Para evitar fraudes e dar segurança jurídica ao processo, o concurso prevê verificação documental complementar, conduzida por comissões formadas majoritariamente por integrantes das próprias comunidades tradicionais, com notório saber na área.

A ministra dos Povos Indígenas, Sonia Guajajara, classificou a iniciativa como um divisor de águas. Para ela, a presença indígena na diplomacia significa mais do que inclusão numérica.
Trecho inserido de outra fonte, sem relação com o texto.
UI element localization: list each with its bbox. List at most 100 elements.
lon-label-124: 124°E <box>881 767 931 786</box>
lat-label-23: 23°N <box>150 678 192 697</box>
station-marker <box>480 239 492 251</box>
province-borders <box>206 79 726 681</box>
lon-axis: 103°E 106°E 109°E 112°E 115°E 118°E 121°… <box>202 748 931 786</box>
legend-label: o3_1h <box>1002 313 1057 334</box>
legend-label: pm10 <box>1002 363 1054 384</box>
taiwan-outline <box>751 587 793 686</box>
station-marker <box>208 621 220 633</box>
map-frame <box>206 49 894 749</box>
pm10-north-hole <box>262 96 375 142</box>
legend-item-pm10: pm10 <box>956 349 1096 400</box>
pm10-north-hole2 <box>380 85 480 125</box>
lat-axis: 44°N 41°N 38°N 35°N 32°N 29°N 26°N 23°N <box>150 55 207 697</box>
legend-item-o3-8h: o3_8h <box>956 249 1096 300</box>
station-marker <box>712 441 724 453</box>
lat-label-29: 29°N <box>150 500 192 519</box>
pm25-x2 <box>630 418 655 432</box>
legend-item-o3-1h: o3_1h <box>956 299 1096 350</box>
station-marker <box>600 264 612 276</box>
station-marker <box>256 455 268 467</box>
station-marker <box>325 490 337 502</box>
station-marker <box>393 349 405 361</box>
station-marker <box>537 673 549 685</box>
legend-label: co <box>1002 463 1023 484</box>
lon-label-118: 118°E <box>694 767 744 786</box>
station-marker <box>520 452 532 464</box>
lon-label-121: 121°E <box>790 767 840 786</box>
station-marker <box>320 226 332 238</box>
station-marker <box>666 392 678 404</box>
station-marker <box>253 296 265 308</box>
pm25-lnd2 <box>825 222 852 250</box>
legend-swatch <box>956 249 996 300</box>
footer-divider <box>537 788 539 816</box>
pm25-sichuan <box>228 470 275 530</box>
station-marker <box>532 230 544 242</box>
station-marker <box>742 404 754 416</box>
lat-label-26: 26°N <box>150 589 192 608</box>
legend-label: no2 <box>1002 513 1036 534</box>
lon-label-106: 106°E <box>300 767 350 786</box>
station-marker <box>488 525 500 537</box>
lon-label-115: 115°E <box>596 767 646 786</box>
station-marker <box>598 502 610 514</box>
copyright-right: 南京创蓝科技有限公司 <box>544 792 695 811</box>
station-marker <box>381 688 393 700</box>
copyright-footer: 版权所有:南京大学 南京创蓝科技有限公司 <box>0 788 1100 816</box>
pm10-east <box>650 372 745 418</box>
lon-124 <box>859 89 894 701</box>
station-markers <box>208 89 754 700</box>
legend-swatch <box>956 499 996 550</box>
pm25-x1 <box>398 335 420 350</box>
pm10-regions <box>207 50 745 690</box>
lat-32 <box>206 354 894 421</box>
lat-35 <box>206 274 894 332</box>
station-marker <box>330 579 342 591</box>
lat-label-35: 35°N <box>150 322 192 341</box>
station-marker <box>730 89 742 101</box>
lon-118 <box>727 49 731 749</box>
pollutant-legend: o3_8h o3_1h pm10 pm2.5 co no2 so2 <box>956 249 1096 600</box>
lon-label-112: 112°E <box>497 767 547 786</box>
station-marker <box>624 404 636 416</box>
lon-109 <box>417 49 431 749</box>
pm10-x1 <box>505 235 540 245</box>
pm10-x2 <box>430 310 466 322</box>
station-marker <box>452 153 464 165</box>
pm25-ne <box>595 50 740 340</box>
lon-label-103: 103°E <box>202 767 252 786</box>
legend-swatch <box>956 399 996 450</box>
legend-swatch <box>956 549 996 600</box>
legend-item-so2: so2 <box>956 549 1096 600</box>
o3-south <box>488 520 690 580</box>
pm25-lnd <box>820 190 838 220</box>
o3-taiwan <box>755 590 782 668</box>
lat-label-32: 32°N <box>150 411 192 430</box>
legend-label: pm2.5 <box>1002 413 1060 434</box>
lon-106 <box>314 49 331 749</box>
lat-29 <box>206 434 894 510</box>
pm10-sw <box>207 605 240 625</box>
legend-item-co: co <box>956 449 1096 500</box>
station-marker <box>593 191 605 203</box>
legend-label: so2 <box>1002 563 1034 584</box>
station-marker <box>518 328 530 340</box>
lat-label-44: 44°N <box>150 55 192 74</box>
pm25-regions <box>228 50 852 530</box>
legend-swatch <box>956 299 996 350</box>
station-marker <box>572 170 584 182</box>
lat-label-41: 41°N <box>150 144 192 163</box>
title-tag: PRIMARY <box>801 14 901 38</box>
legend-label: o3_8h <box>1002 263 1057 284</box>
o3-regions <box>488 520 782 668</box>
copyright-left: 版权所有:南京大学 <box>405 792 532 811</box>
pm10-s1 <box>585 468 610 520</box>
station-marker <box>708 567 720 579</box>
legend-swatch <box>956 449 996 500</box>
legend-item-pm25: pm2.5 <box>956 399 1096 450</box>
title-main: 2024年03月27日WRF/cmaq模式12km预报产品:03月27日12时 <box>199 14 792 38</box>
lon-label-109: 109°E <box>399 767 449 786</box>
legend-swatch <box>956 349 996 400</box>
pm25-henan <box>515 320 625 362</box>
Representa acesso a espaços reais de decisão e a possibilidade de inserir outras visões de mundo na política externa brasileira.

A abertura do Itamaraty a indígenas e quilombolas ocorre num momento em que o Brasil tenta reposicionar sua imagem internacional, especialmente em temas como direitos humanos, meio ambiente, povos tradicionais e justiça climática. Não por acaso, o concurso surge como uma peça estratégica de uma política externa que busca coerência entre discurso e prática.